[December 28, 2014]

I designed and built the "power" board of the machine first because I felt that was the most challenging thing to get right. I took great care to respect the current ratings of every element and clearance/creepage distances since this board would interface my 24V logic with 220V mains stuff.

An unpleasant surprise I found while disassembling the machine is that two signals I thought would be dry contacts actually are single ended 220v mains signals coming from the control element. Namely, the door locker and the thermostat "ready" signal. Since those two signals are very important and there's no easy way to wire them with 24VDC I designed an optocoupled interface circuit that would take the 220V signal and activate a standard NPN output for my 24V PLC input stage.

I don't claim this design to be super innovative, but I did combine several ideas I saw in other industrial circuits. The 220VAC signal enters P1 and has to go through R1 and C1 to get to the bridge rectifier formed by D1, D2, D3, and D4, which in turn feeds D5 (LED) and IC1 (optocoupler).

R1 and C1 have an impedance of ~16kΩ for 220VAC@50Hz, which would limit the RMS current through the LEDs to around 13mA, VR1 is actually a 10V TVS diode in the final board.
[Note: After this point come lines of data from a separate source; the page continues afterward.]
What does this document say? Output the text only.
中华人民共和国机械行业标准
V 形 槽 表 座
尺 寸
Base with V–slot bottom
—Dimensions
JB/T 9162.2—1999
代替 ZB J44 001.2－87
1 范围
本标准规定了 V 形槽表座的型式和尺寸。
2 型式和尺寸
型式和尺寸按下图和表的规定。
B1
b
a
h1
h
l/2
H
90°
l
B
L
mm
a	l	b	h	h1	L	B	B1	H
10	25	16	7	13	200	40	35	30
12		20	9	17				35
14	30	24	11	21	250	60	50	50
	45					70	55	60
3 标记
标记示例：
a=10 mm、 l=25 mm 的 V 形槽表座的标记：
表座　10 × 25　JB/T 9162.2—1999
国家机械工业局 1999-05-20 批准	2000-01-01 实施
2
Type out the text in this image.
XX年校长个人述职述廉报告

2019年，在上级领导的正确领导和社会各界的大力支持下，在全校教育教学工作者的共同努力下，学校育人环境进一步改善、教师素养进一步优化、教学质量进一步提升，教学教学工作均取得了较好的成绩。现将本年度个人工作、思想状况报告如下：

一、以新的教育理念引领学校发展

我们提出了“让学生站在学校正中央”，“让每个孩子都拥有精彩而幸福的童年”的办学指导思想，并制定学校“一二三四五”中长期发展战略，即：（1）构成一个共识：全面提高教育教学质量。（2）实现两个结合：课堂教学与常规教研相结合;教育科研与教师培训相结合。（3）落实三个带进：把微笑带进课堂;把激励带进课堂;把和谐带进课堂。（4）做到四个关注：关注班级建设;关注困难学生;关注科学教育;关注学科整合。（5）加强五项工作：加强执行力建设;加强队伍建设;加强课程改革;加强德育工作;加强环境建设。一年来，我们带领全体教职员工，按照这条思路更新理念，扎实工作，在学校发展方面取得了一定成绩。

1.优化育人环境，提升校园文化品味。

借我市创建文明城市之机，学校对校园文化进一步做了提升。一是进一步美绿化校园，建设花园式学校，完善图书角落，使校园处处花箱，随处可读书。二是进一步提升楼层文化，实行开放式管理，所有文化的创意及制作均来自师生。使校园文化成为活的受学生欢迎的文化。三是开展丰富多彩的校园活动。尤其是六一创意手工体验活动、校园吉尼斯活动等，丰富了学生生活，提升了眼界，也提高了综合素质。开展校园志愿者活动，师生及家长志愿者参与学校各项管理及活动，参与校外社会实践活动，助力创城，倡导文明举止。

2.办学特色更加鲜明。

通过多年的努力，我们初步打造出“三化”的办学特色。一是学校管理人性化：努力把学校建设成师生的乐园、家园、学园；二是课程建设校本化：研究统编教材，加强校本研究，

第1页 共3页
It's function is to absorb high frequency spikes that would go right through C1 and cause big current spikes since a capacitor's impedance falls with frequency. In theory the 10V clamp would limit the worst case current spike through the LEDs to less than 30mA, which is fairly safe.

Due to the bridge rectifier action, the LED and optocoupler will stay on for most of the signal's cycle, except for brief instants around the zero crossing point of the signal where the voltage drops below ~6 volts. Those short drops would show up as low duty cycle 100Hz pulses in the output. To get rid of those I needed a low pass filter. At first I thought about adding a couple transistor stages with the filter in the middle, but then I realized I could hack a low pass filter with the opto itself. I did that by adding base capacitance to the output transistor. I simulated the circuit with LTspice and tuned the R and C values to give a decent response. The circuit worked as designed first go.

The relay part is fairly unremarkable, it has a standard RC snubber and MOV to protect the contacts. The only hack-y part is the way I connected the LED to save parts and power. Since the relay has a DC resistance of around 4kΩ, connecting it in series provided enough current to brightly light it. Connecting the LED with a 4k7 resistor in parallel with the coil would have burned as much power in the ballast resistor as the relay itself!

Note: The optocoupler circuit should work unmodified for 120VAC@60Hz, since the C1+R1 impedance would then be ~13k5 which would limit the current to ~8.5mA, it's best to optimize the components for the line voltage in question, though. Oh, and I didn't just use a 15k resistor there because that would dissipate 3W, which I felt would be too wasteful, and an annoying amount of heat to get rid of!